Assim como a mãe, o sétimo filho de dona Lindu ganharia um apelido carinhoso como ela, Lula.

O apelido seria acrescentado ao nome e sobrenome originais, depois de homem feito, já em São Paulo, quando resolveu se meter em política de gente grande. Dessa gente grande que ainda hoje acha que lugar de pobre é varrer o chão da fábrica, ser lixeiro ou empregada doméstica.

Não é que mesmo assim o menino de Caetés, que veio para o sul num caminhão pau de arara resolveu se candidatar à presidente da república? Antes foi trabalhador metalúrgico e aprendeu a conversar com seus companheiros de fábrica na luta por seus direitos e com os donos das fábricas.

Aprendeu a dialogar.

Com essa mesma “audácia” enfrentou com dignidade o competência os desafios do cargo de maior responsabilidade no país: a presidência da república. Audácia que jamais lhe foi perdoada pelos que fazem do dinheiro e apenas do dinheiro a sua razão de viver.

Em oito anos de governo fez mais do que a maioria dos presidentes anteriores. Construiu e não destruiu como fazem os beneficiários do golpe de 2016 (golpe sim senhores militares, não adianta tapar o sol com a peneira), que tirou uma presidente honesta do poder e possibilitou a vitória eleitoral de um cidadão, desprovido de qualidades físicas e morais, para presidente da nação.

Enquanto ajudava a tirar alguns milhões da miséria, seus adversários tentavam encontrar uma maneira de se livrarem do filho de dona Lindu.

E a encontraram, não sem ter – é claro – a sempre auspiciosa ajuda dos Estados Unidos da América, desta vez sutilmente com recursos e maracutaias jurídicas há mais de dez anos, lembram-se? Aquele tal de “mensalão” que, misturando verdades e mentiras, consagrou entre nós uma nova jurisprudência: a de que literatura jurídica permite condenar alguém sem provas. Não é mesmo doutora Rosa Weber? Não é mesmo doutor Sérgio Moro?

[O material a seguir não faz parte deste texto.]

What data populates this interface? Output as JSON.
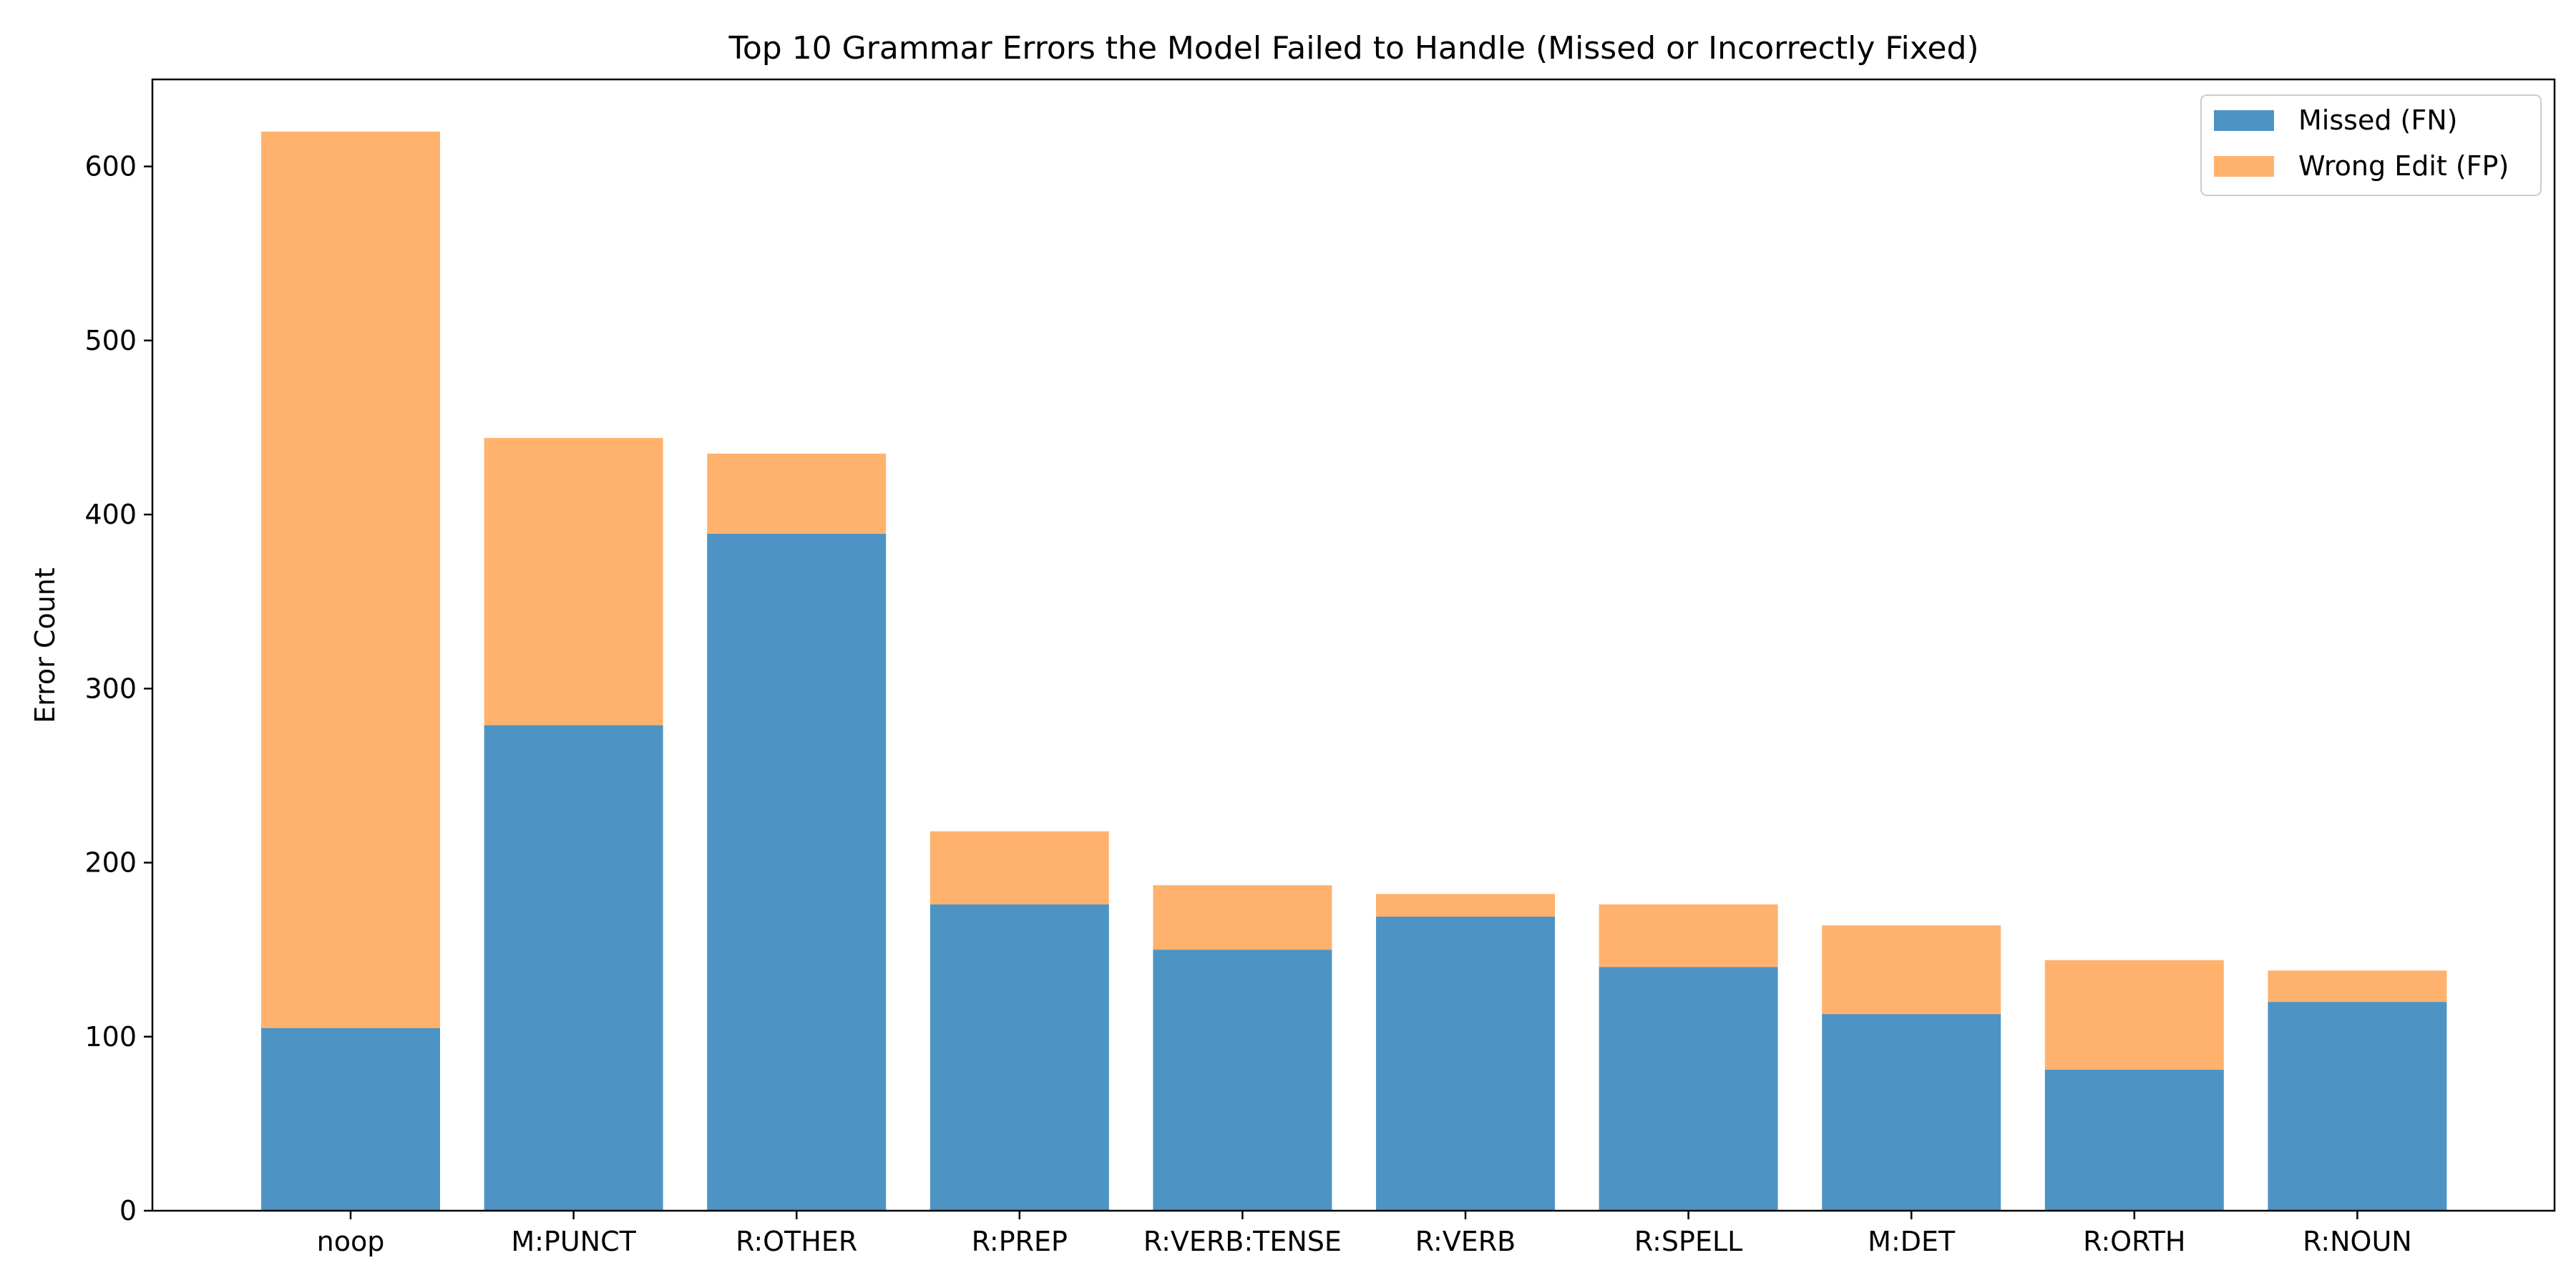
{
  "chart_data": {
    "type": "bar",
    "stacked": true,
    "title": "Top 10 Grammar Errors the Model Failed to Handle (Missed or Incorrectly Fixed)",
    "xlabel": "",
    "ylabel": "Error Count",
    "ylim": [
      0,
      650
    ],
    "yticks": [
      0,
      100,
      200,
      300,
      400,
      500,
      600
    ],
    "grid": false,
    "legend_position": "top-right",
    "categories": [
      "noop",
      "M:PUNCT",
      "R:OTHER",
      "R:PREP",
      "R:VERB:TENSE",
      "R:VERB",
      "R:SPELL",
      "M:DET",
      "R:ORTH",
      "R:NOUN"
    ],
    "series": [
      {
        "name": "Missed (FN)",
        "color": "#4d94c4",
        "values": [
          105,
          279,
          389,
          176,
          150,
          169,
          140,
          113,
          81,
          120
        ]
      },
      {
        "name": "Wrong Edit (FP)",
        "color": "#ffb26e",
        "values": [
          515,
          165,
          46,
          42,
          37,
          13,
          36,
          51,
          63,
          18
        ]
      }
    ]
  }
}
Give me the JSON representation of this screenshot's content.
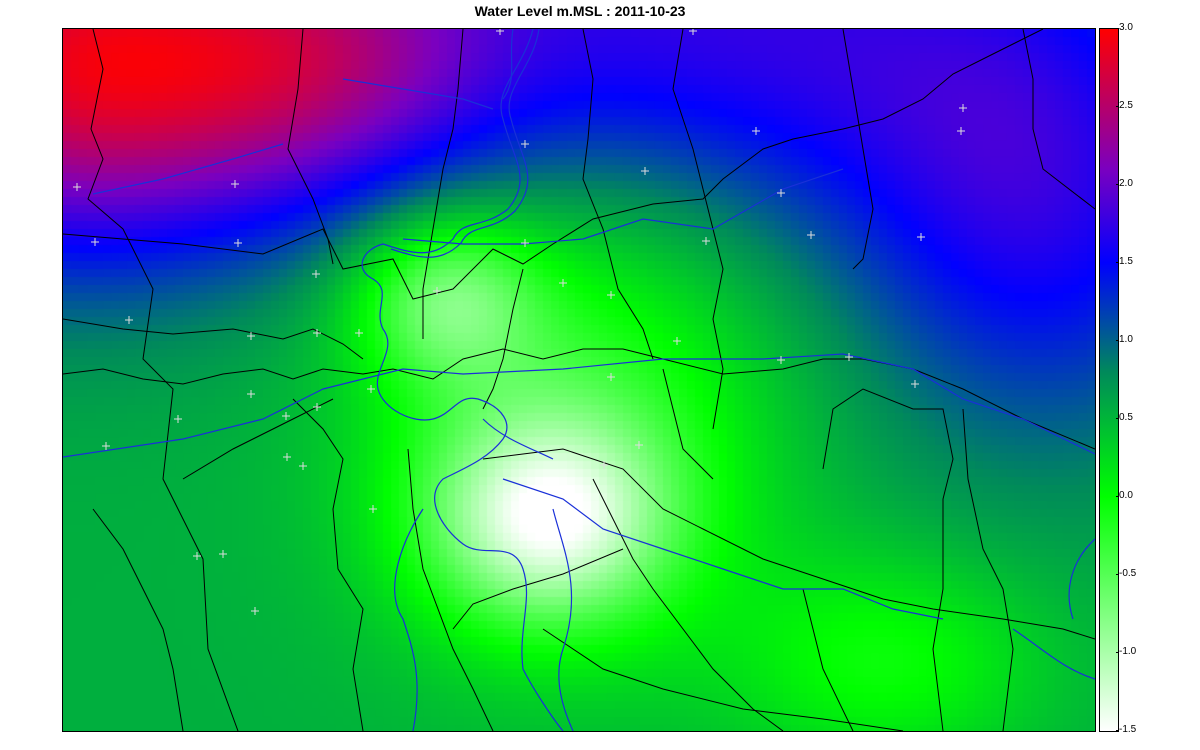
{
  "title": "Water Level m.MSL : 2011-10-23",
  "legend": {
    "min": -1.5,
    "max": 3.0,
    "ticks": [
      "3.0",
      "2.5",
      "2.0",
      "1.5",
      "1.0",
      "0.5",
      "0.0",
      "-0.5",
      "-1.0",
      "-1.5"
    ],
    "colors": {
      "max_red": "#ff0000",
      "high_purple": "#7a00c0",
      "mid_blue": "#0000ff",
      "teal": "#008a5a",
      "green": "#00ff00",
      "min_white": "#ffffff"
    }
  },
  "layers": [
    "interpolated water level surface",
    "district boundaries",
    "rivers and canals",
    "gauge stations"
  ],
  "stations_marker": "+"
}
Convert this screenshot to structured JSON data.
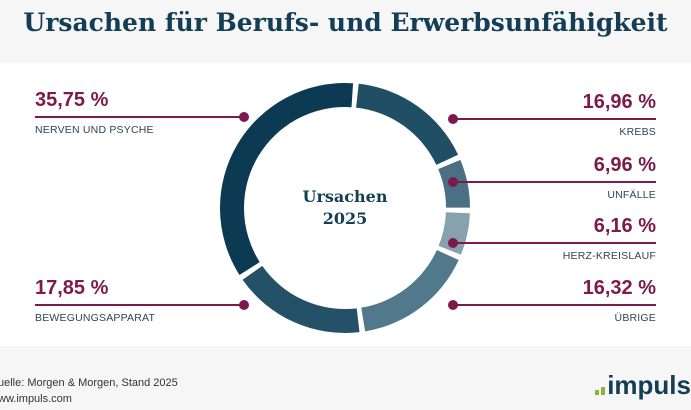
{
  "title": "Ursachen für Berufs- und Erwerbsunfähigkeit",
  "footer": {
    "source": "uelle: Morgen & Morgen, Stand 2025",
    "url": "ww.impuls.com",
    "logo_text": "impuls"
  },
  "colors": {
    "accent": "#7b1a4b",
    "title": "#143e55",
    "logo_green": "#8cb43c"
  },
  "chart_data": {
    "type": "pie",
    "donut": true,
    "center_label": [
      "Ursachen",
      "2025"
    ],
    "categories": [
      "KREBS",
      "UNFÄLLE",
      "HERZ-KREISLAUF",
      "ÜBRIGE",
      "BEWEGUNGSAPPARAT",
      "NERVEN UND PSYCHE"
    ],
    "values": [
      16.96,
      6.96,
      6.16,
      16.32,
      17.85,
      35.75
    ],
    "value_labels": [
      "16,96 %",
      "6,96 %",
      "6,16 %",
      "16,32 %",
      "17,85 %",
      "35,75 %"
    ],
    "colors": [
      "#1f4e65",
      "#4b7083",
      "#87a1ae",
      "#52798b",
      "#255168",
      "#0c3a52"
    ],
    "start_angle_deg": 5,
    "direction": "clockwise"
  }
}
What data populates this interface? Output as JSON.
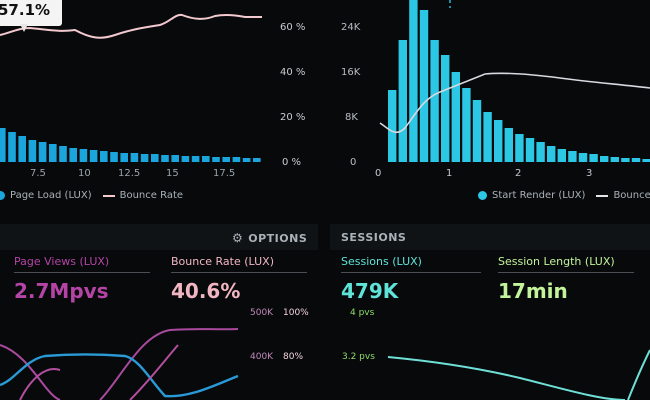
{
  "tooltip": {
    "value": "57.1%"
  },
  "left_chart": {
    "right_axis": [
      "60 %",
      "40 %",
      "20 %",
      "0 %"
    ],
    "x_ticks": [
      "7.5",
      "10",
      "12.5",
      "15",
      "17.5"
    ],
    "legend": {
      "bar": "Page Load (LUX)",
      "line": "Bounce Rate"
    }
  },
  "right_chart": {
    "left_axis": [
      "24K",
      "16K",
      "8K",
      "0"
    ],
    "x_ticks": [
      "0",
      "1",
      "2",
      "3"
    ],
    "legend": {
      "bar": "Start Render (LUX)",
      "line": "Bounce Rate"
    }
  },
  "options": {
    "label": "OPTIONS",
    "icon": "gear-icon"
  },
  "sessions_section": {
    "title": "SESSIONS"
  },
  "metrics": [
    {
      "label": "Page Views (LUX)",
      "value": "2.7Mpvs",
      "color": "#b544a6"
    },
    {
      "label": "Bounce Rate (LUX)",
      "value": "40.6%",
      "color": "#f2b6c3"
    },
    {
      "label": "Sessions (LUX)",
      "value": "479K",
      "color": "#5fe3d9"
    },
    {
      "label": "Session Length (LUX)",
      "value": "17min",
      "color": "#c3f39a"
    }
  ],
  "bottom_left_axis": {
    "k": [
      "500K",
      "400K"
    ],
    "pct": [
      "100%",
      "80%"
    ]
  },
  "bottom_right_axis": [
    "4 pvs",
    "3.2 pvs"
  ],
  "colors": {
    "bar_blue": "#1aa5dc",
    "bar_cyan": "#2cc7e4",
    "pink": "#f2c9cf"
  }
}
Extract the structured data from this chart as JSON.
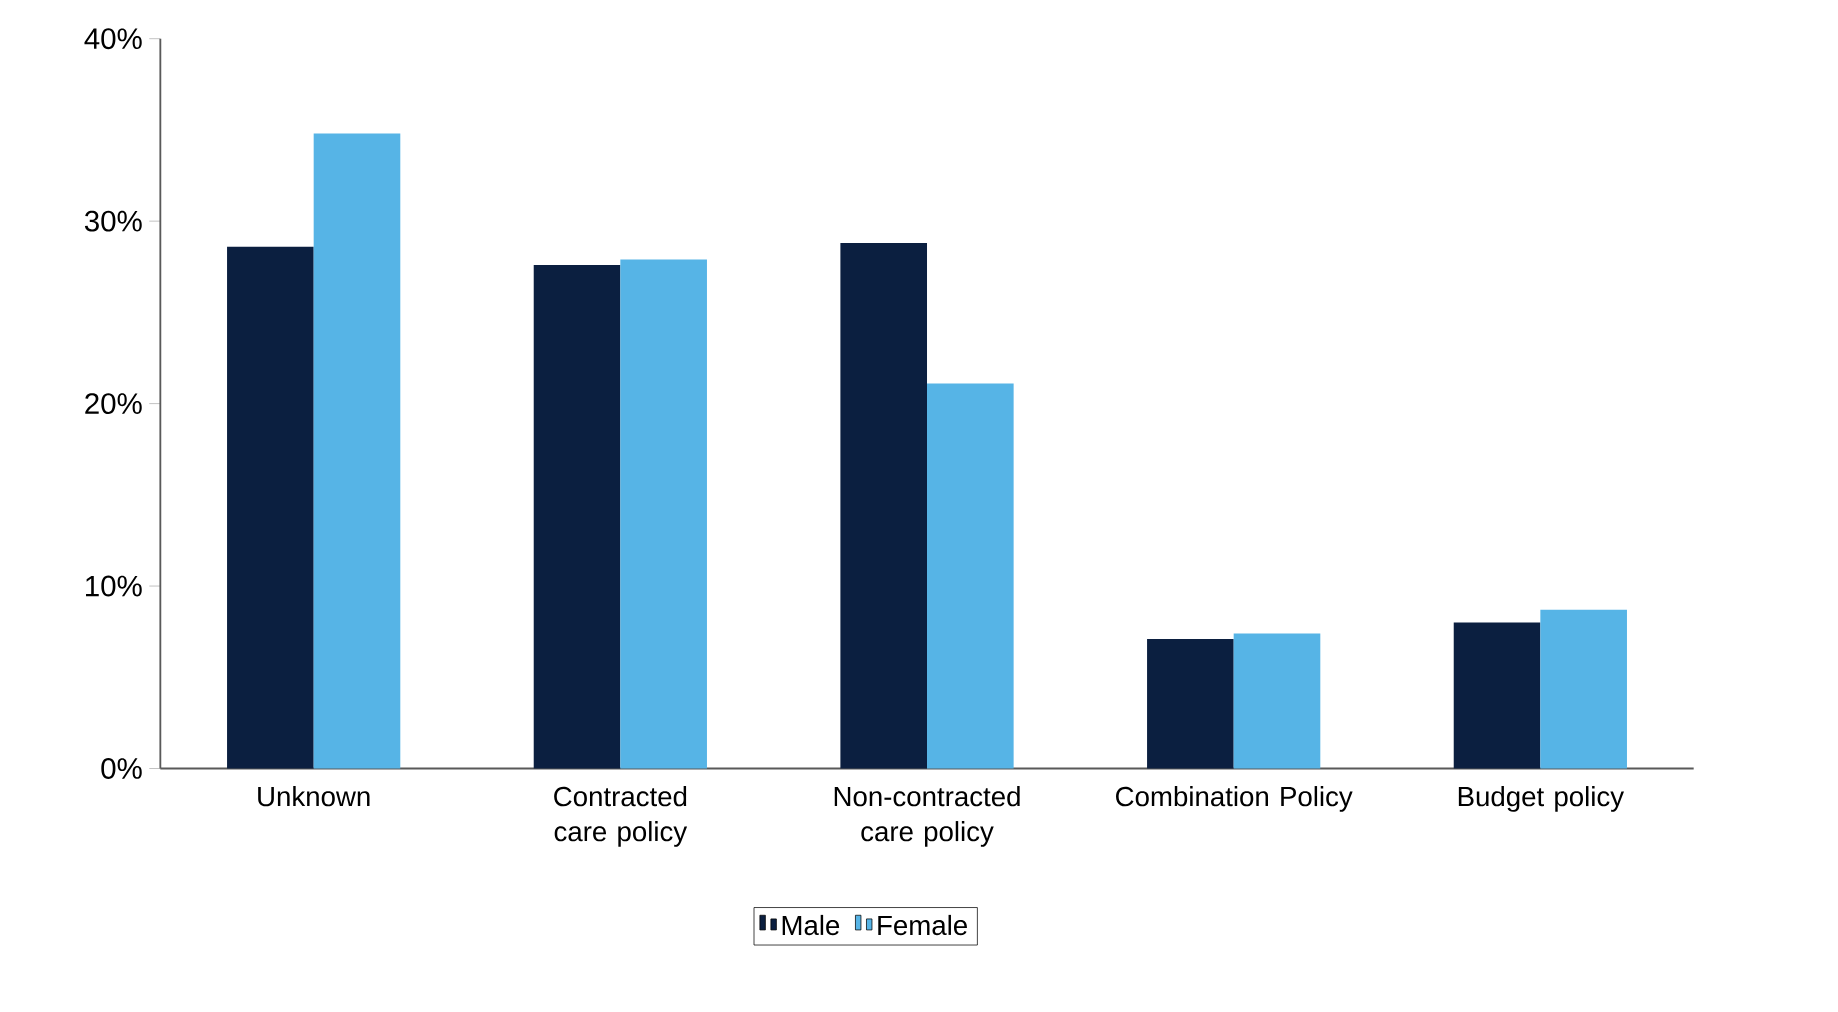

A justiça, a melhor justiça – se é possível fazer tal afirmação – será sempre aquela que defenderá os nossos interesses e os interesses dos nossos amigos. O resto é conversa fiada, de quem não tem programa de governo e que vende o país na bacia das almas.

A bandeira era, então, a luta contra a corrupção? Por que não estão presas outras impolutas figuras do cenário político brasileiro ou são presos por três quatro dias para parecer que o jogo de cena é sério.

Talvez ainda dê tempo de salvar o Brasil da barbárie, senhores juízes: LULA LIVRE, JÁ!